X_tr, X_te, y_tr, y_te = train_test_split(X, y, test_size=0.3, stratify=y, random_state=42)

configs = [
    ("なし + Logistic", LogisticRegression(max_iter=1000, random_state=42)),
    ("balanced + Logistic", LogisticRegression(class_weight="balanced", max_iter=1000, random_state=42)),
    ("balanced + RF", RandomForestClassifier(class_weight="balanced", n_estimators=100, random_state=42)),
]

fig, axes = plt.subplots(1, 3, figsize=(14, 4))
scaler = StandardScaler()
X_tr_s = scaler.fit_transform(X_tr)
X_te_s = scaler.transform(X_te)

for i, (name, clf) in enumerate(configs):
    clf.fit(X_tr_s, y_tr)
    y_pred = clf.predict(X_te_s)
    cm = confusion_matrix(y_te, y_pred)
    ConfusionMatrixDisplay(cm, display_labels=["多数", "少数"]).plot(
        ax=axes[i], cmap="Blues", colorbar=False)
    f1 = f1_score(y_te, y_pred)
    axes[i].set_title(f"{name}\nF1={f1:.3f}", fontsize=10)

fig.suptitle("混同行列の比較", fontsize=13)
fig.tight_layout()
plt.show()

混同行列の比較

デフォルトのLogisticは少数クラスをほぼ見逃す(False Negative多)。
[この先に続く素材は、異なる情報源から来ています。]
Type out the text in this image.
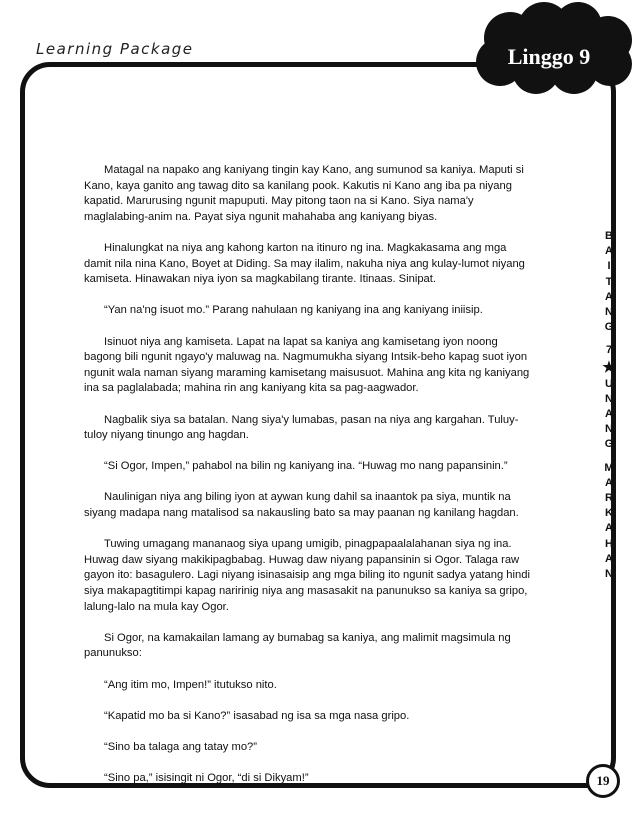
Learning Package	Linggo 9
B
A
I
T
A
N
G
7
★
U
N
A
N
G
M
A
R
K
A
H
A
N

Matagal na napako ang kaniyang tingin kay Kano, ang sumunod sa kaniya. Maputi si Kano, kaya ganito ang tawag dito sa kanilang pook. Kakutis ni Kano ang iba pa niyang kapatid. Marurusing ngunit mapuputi. May pitong taon na si Kano. Siya nama'y maglalabing-anim na. Payat siya ngunit mahahaba ang kaniyang biyas.

Hinalungkat na niya ang kahong karton na itinuro ng ina. Magkakasama ang mga damit nila nina Kano, Boyet at Diding. Sa may ilalim, nakuha niya ang kulay-lumot niyang kamiseta. Hinawakan niya iyon sa magkabilang tirante. Itinaas. Sinipat.

“Yan na'ng isuot mo.” Parang nahulaan ng kaniyang ina ang kaniyang iniisip.

Isinuot niya ang kamiseta. Lapat na lapat sa kaniya ang kamisetang iyon noong bagong bili ngunit ngayo'y maluwag na. Nagmumukha siyang Intsik-beho kapag suot iyon ngunit wala naman siyang maraming kamisetang maisusuot. Mahina ang kita ng kaniyang ina sa paglalabada; mahina rin ang kaniyang kita sa pag-aagwador.

Nagbalik siya sa batalan. Nang siya'y lumabas, pasan na niya ang kargahan. Tuluy-tuloy niyang tinungo ang hagdan.

“Si Ogor, Impen,” pahabol na bilin ng kaniyang ina. “Huwag mo nang papansinin.”

Naulinigan niya ang biling iyon at aywan kung dahil sa inaantok pa siya, muntik na siyang madapa nang matalisod sa nakausling bato sa may paanan ng kanilang hagdan.

Tuwing umagang mananaog siya upang umigib, pinagpapaalalahanan siya ng ina. Huwag daw siyang makikipagbabag. Huwag daw niyang papansinin si Ogor. Talaga raw gayon ito: basagulero. Lagi niyang isinasaisip ang mga biling ito ngunit sadya yatang hindi siya makapagtitimpi kapag naririnig niya ang masasakit na panunukso sa kaniya sa gripo, lalung-lalo na mula kay Ogor.

Si Ogor, na kamakailan lamang ay bumabag sa kaniya, ang malimit magsimula ng panunukso:

“Ang itim mo, Impen!” itutukso nito.

“Kapatid mo ba si Kano?” isasabad ng isa sa mga nasa gripo.

“Sino ba talaga ang tatay mo?”

“Sino pa,” isisingit ni Ogor, “di si Dikyam!”	19
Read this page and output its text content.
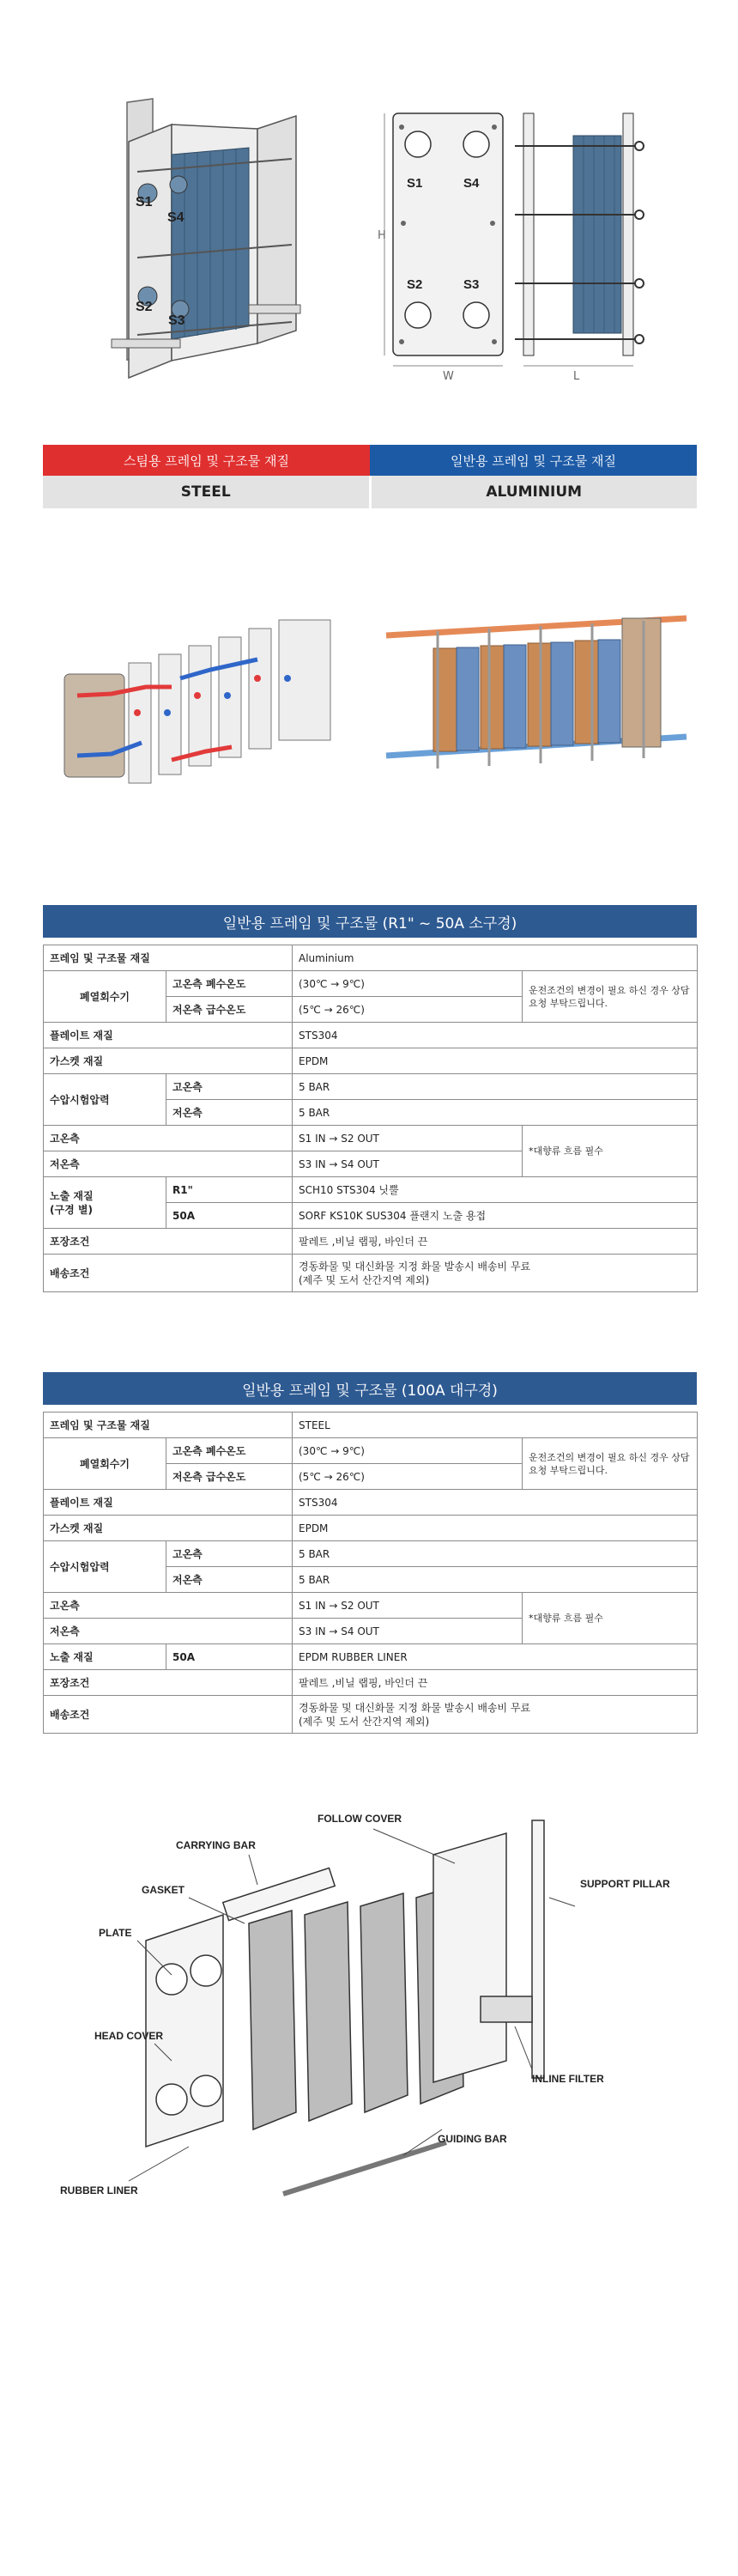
S1
S4
S2
S3
S1	S4
S2	S3
H
W	L
스팀용 프레임 및 구조물 재질	일반용 프레임 및 구조물 재질
STEEL	ALUMINIUM
일반용 프레임 및 구조물 (R1" ~ 50A 소구경)
프레임 및 구조물 재질		Aluminium	
폐열회수기	고온측 폐수온도	(30℃ → 9℃)	운전조건의 변경이 필요 하신 경우 상담요청 부탁드립니다.
	저온측 급수온도	(5℃ → 26℃)	
플레이트 재질		STS304	
가스켓 재질		EPDM	
수압시험압력	고온측	5 BAR	
	저온측	5 BAR	
고온측		S1 IN → S2 OUT	*대향류 흐름 필수
저온측		S3 IN → S4 OUT	
노출 재질
(구경 별)	R1"	SCH10 STS304 닛뿔	
	50A	SORF KS10K SUS304 플랜지 노출 용접	
포장조건		팔레트 ,비닐 랩핑, 바인더 끈	
배송조건		경동화물 및 대신화물 지정 화물 발송시 배송비 무료
(제주 및 도서 산간지역 제외)	
일반용 프레임 및 구조물 (100A 대구경)
프레임 및 구조물 재질		STEEL	
폐열회수기	고온측 폐수온도	(30℃ → 9℃)	운전조건의 변경이 필요 하신 경우 상담요청 부탁드립니다.
	저온측 급수온도	(5℃ → 26℃)	
플레이트 재질		STS304	
가스켓 재질		EPDM	
수압시험압력	고온측	5 BAR	
	저온측	5 BAR	
고온측		S1 IN → S2 OUT	*대향류 흐름 필수
저온측		S3 IN → S4 OUT	
노출 재질	50A	EPDM RUBBER LINER	
포장조건		팔레트 ,비닐 랩핑, 바인더 끈	
배송조건		경동화물 및 대신화물 지정 화물 발송시 배송비 무료
(제주 및 도서 산간지역 제외)	
FOLLOW COVER
CARRYING BAR
SUPPORT PILLAR
GASKET
PLATE
HEAD COVER
INLINE FILTER
GUIDING BAR
RUBBER LINER
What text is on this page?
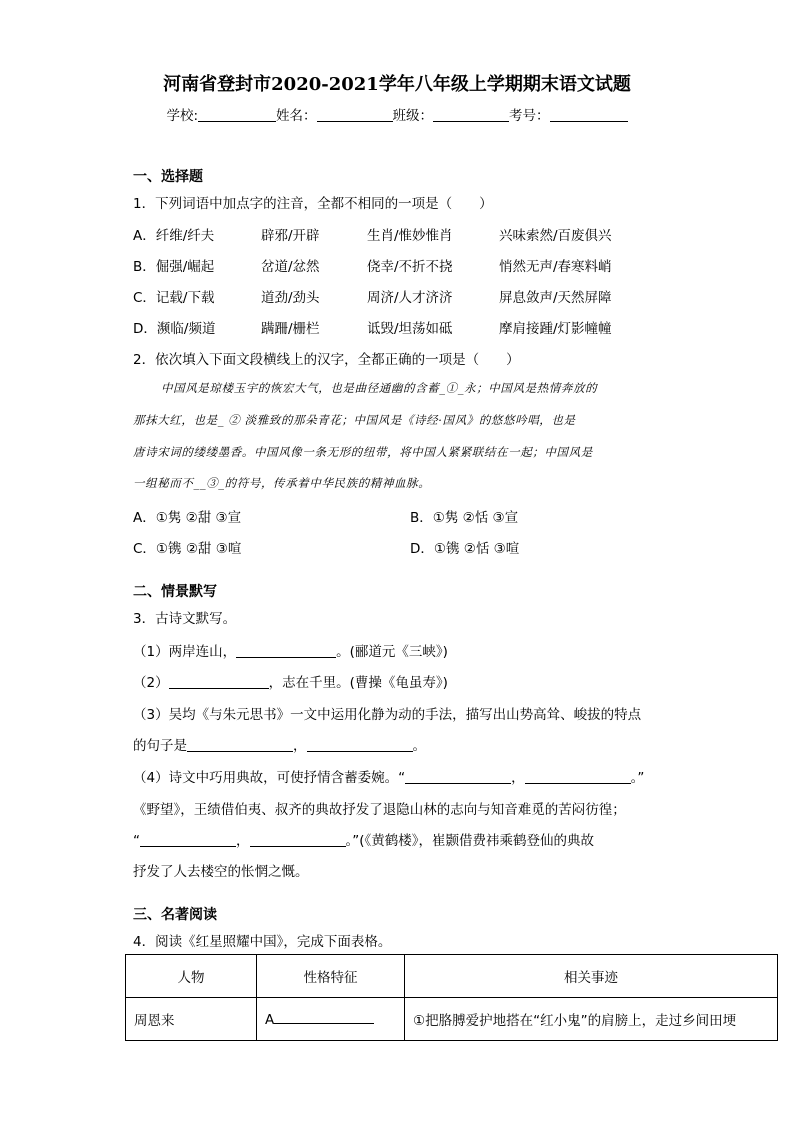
河南省登封市2020-2021学年八年级上学期期末语文试题
学校:	姓名：	班级：	考号：
一、选择题
1．下列词语中加点字的注音，全都不相同的一项是（　　）
A．纤维/纤夫	辟邪/开辟	生肖/惟妙惟肖	兴味索然/百废俱兴
B．倔强/崛起	岔道/忿然	侥幸/不折不挠	悄然无声/春寒料峭
C．记载/下载	道劲/劲头	周济/人才济济	屏息敛声/天然屏障
D．濒临/频道	蹒跚/栅栏	诋毁/坦荡如砥	摩肩接踵/灯影幢幢
2．依次填入下面文段横线上的汉字，全都正确的一项是（　　）
中国风是琼楼玉宇的恢宏大气，也是曲径通幽的含蓄_①_永；中国风是热情奔放的
那抹大红，也是_ ② 淡雅致的那朵青花；中国风是《诗经·国风》的悠悠吟唱，也是
唐诗宋词的缕缕墨香。中国风像一条无形的纽带，将中国人紧紧联结在一起；中国风是
一组秘而不__③_的符号，传承着中华民族的精神血脉。
A．①隽 ②甜 ③宣	B．①隽 ②恬 ③宣
C．①镌 ②甜 ③喧	D．①镌 ②恬 ③喧
二、情景默写
3．古诗文默写。
（1）两岸连山，	。(郦道元《三峡》)
（2）	，志在千里。(曹操《龟虽寿》)
（3）吴均《与朱元思书》一文中运用化静为动的手法，描写出山势高耸、峻拔的特点
的句子是	，	。
（4）诗文中巧用典故，可使抒情含蓄委婉。“	，	。”
《野望》，王绩借伯夷、叔齐的典故抒发了退隐山林的志向与知音难觅的苦闷彷徨；
“	，	。”(《黄鹤楼》，崔颢借费祎乘鹤登仙的典故
抒发了人去楼空的怅惘之慨。
三、名著阅读
4．阅读《红星照耀中国》，完成下面表格。
人物	性格特征	相关事迹
周恩来	A	①把胳膊爱护地搭在“红小鬼”的肩膀上，走过乡间田埂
class_weight="balanced"を指定すると少数クラスの再現率が上がり、多少のFalse Positiveと引き換えにF1が大幅に改善する。


6. よくある失敗パターン #

  • Accuracyだけで評価する: 多数クラスを全部正解するだけで98%に到達するため、モデルの実力が見えない。F1, PR-AUC, MCCを必ず確認する。
  • テストデータもリサンプリングする: オーバーサンプリングは学習データにのみ適用する。テストデータの分布を変えると評価が歪む。